After completing her PhD at Loughborough University, Clarke worked with Dr Carole Burgoyne and Professor Janet Reibstein, as a Research Fellow at the University of Exeter. The project - funded by the Lord Chancellor's Department - focused on money management in first time heterosexual marriage.

She joined the University of the West of England as a lecturer in Social Psychology in 2003. Currently Clarke is an Associate Professor in Qualitative and Critical Psychology at the University of the West England, Bristol. Her research and teaching is centered around qualitative methods, queer psychology, human sexuality and gender studies.

== Selected works ==

=== Books===
Source:
- Virginia Braun and Victoria Clarke. (2021).
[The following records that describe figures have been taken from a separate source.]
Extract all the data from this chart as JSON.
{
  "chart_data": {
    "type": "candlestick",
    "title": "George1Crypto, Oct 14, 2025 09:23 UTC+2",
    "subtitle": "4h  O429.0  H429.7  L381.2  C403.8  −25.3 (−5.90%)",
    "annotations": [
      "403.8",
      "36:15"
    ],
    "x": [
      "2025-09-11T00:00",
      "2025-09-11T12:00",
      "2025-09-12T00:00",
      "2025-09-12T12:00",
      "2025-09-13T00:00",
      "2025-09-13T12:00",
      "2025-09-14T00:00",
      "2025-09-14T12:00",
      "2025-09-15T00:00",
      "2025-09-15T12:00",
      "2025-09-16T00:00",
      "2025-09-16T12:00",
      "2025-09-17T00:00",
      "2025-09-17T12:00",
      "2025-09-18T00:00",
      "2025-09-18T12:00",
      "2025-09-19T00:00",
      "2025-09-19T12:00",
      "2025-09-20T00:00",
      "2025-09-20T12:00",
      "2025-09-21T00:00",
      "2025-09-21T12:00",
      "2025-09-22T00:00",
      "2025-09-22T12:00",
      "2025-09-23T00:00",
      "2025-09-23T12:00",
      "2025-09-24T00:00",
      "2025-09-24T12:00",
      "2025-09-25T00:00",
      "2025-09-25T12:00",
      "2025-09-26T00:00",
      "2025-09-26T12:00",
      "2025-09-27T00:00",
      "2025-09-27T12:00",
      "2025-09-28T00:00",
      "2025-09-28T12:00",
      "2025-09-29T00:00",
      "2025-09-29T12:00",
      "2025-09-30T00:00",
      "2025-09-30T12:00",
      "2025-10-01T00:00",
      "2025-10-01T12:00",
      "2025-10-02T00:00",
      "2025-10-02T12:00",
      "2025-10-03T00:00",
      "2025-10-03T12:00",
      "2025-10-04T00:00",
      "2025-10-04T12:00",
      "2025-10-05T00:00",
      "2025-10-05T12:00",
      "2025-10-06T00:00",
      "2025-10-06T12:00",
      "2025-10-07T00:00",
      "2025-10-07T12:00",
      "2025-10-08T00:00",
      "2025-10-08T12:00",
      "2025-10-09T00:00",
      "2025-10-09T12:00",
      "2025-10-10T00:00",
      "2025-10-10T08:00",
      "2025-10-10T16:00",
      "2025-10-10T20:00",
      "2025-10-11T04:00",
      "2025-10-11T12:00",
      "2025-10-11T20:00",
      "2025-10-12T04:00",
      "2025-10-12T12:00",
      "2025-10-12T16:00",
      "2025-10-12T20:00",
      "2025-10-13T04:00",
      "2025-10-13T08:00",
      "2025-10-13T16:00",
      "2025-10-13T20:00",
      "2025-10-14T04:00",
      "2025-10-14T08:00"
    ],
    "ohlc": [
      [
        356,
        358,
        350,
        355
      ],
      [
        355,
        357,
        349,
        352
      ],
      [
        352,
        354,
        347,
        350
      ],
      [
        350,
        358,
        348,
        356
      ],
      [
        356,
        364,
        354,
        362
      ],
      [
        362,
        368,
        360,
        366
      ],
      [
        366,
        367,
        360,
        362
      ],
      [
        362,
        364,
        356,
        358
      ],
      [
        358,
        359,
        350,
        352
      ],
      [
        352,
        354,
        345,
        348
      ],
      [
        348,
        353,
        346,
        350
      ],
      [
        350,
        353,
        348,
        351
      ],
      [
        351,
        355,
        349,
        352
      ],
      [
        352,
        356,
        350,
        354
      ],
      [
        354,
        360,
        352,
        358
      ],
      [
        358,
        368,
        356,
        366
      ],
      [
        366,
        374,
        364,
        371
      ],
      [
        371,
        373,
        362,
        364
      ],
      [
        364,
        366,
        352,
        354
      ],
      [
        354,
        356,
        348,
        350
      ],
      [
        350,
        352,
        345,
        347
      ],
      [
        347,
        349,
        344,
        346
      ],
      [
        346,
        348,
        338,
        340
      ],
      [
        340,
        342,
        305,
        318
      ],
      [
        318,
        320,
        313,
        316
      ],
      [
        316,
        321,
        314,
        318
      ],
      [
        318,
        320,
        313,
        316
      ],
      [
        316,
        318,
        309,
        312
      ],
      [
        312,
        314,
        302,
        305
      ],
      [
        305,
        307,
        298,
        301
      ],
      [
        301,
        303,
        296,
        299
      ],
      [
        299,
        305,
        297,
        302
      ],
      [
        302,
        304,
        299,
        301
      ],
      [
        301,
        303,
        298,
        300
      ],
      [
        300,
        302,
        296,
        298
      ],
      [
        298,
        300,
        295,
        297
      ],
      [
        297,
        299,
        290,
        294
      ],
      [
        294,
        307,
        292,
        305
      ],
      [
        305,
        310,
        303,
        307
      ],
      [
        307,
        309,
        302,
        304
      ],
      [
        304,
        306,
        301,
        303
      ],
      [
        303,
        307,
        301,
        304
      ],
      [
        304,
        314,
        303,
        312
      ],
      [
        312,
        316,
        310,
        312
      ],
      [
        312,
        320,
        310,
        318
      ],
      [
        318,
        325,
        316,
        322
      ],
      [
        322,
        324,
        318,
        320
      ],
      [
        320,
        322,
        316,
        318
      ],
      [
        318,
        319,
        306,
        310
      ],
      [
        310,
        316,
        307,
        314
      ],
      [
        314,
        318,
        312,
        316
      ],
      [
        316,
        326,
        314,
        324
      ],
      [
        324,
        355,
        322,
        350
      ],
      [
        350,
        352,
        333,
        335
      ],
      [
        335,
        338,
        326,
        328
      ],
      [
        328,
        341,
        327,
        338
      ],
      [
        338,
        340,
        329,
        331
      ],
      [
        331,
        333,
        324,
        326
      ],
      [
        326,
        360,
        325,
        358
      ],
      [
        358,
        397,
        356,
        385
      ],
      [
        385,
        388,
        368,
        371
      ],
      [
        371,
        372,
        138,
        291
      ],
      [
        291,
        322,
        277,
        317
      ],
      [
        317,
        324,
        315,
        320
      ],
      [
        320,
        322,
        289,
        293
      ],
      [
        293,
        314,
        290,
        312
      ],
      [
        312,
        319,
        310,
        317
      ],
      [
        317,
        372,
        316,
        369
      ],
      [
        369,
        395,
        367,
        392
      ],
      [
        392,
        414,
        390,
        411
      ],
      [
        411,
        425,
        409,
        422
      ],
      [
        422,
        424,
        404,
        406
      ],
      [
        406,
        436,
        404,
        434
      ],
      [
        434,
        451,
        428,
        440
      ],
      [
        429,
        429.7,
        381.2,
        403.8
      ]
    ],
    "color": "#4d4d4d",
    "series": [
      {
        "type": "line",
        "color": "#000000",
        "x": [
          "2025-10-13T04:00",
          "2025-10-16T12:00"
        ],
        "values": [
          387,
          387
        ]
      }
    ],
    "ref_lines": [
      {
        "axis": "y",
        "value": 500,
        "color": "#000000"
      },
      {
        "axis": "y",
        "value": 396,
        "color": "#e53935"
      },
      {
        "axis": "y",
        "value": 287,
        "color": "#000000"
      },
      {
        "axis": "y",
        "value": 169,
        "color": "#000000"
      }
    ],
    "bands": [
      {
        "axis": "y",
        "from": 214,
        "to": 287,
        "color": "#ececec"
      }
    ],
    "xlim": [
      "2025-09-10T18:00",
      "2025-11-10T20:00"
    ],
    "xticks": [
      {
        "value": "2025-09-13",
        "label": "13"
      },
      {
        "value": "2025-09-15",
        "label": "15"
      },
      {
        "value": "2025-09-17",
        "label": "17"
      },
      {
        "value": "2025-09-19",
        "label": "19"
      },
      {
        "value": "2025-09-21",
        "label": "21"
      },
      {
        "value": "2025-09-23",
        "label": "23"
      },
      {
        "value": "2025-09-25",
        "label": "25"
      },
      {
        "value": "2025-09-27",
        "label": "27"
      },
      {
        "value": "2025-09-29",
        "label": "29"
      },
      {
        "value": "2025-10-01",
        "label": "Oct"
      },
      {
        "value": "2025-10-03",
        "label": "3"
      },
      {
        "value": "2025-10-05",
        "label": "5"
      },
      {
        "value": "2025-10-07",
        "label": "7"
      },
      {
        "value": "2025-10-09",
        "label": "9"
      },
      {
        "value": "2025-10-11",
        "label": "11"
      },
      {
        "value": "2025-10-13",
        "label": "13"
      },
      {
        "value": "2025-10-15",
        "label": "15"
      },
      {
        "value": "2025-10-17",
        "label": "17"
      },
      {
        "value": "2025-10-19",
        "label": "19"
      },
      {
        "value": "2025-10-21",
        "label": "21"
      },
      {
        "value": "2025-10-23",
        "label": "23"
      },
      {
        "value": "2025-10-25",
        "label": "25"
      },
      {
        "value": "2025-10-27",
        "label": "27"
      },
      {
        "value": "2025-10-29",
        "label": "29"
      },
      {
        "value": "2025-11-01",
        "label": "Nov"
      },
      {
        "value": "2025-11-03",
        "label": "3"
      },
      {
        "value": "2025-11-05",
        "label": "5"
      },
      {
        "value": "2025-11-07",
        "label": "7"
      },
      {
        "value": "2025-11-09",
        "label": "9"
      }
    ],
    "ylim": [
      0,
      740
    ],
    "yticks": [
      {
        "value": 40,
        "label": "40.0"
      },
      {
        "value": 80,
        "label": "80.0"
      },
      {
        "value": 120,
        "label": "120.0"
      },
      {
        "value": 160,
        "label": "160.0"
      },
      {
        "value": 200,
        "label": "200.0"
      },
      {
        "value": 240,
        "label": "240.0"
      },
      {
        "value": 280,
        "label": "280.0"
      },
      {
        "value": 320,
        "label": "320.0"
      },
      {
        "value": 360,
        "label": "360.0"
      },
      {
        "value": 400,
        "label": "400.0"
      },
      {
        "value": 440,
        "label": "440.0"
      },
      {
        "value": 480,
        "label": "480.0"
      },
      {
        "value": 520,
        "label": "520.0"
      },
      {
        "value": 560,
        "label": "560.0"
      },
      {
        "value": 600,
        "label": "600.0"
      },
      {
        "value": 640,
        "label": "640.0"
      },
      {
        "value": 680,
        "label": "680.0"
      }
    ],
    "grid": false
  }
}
Thematic Analysis: A Practical Guide. Sage.
- Collecting qualitative data: A practical guide to textual, media and virtual techniques (2017, Cambridge University Press) - co-edited with Virginia Braun and Debra Gray.
- Successful qualitative research: A practical guide for beginners (2013, Sage) - with Virginia Braun.
- Lesbian, gay, bisexual, trans and queer psychology: An introduction (2010, Cambridge University Press) - with Sonja Ellis, Elizabeth Peel and Damien Riggs.
- Out in Psychology: Lesbian, gay, bisexual, trans and queer perspectives (2007, Wiley) - co-edited with Elizabeth Peel.
- British lesbian, gay, and bisexual psychologies: Theory, research and practice (2007, Routledge) - co-edited with Elizabeth Peel and Jack Drescher.

=== Selected journal entries and book chapters ===

- Using thematic analysis in psychology
- Reflecting on reflexive thematic analysis
- Feminist qualitative methods and methodologies in psychology: A review and reflection
- Using thematic analysis in counselling and psychotherapy research: A critical reflection
- Thematic analysis
- Innovations in qualitative methods
- Reflecting on qualitative research, feminist methodologies and feminist psychology: In conversation with Virginia Braun and Victoria Clarke
- (Mis)conceptualising themes, thematic analysis, and other problems with Fugard and Potts' (2015) sample-size tool for thematic analysis

== Research and scholarship ==

=== Qualitative research and thematic analysis ===
Clarke's main area of focus is qualitative research and particularly the reflexive approach to thematic analysis she has developed with Professor Virginia Braun at The University of Auckland. The 2006 paper in which they originally outlined their approach has over 59,000 Google Scholar citations and according to Google Scholar is the most cited academic paper published in 2006. An open access version is available from the University of the West of England Research Repository. Braun and Clarke have a thematic analysis website at The University of Auckland. This includes an extensive reading list, FAQs and links to their lectures on thematic analysis on YouTube. They have written numerous chapters, editorials, commentaries and encyclopedia entries on thematic analysis.

=== Areas of expertise ===

- Qualitative methods
- Thematic analysis
- Story completion
- Qualitative surveys
- Lesbian, gay, bisexual, trans and queer+ (LGBTQ) psychology
- Feminist psychology
- Human sexuality
- Same-sex parenting
- LGBT issues in higher education
- Voluntary childlessness
- Embryo donation for family building

== Awards and achievements ==

- American Psychological Association Division 44 Award for the Best Book in Lesbian, Gay, and/or Bisexual Psychology for 2007 (August 2007).
- British Psychological Society Book Award (Textbook) 2013 (September 2013).
- Association of Women in Psychology Distinguished Publication Award 2014 (August 2014).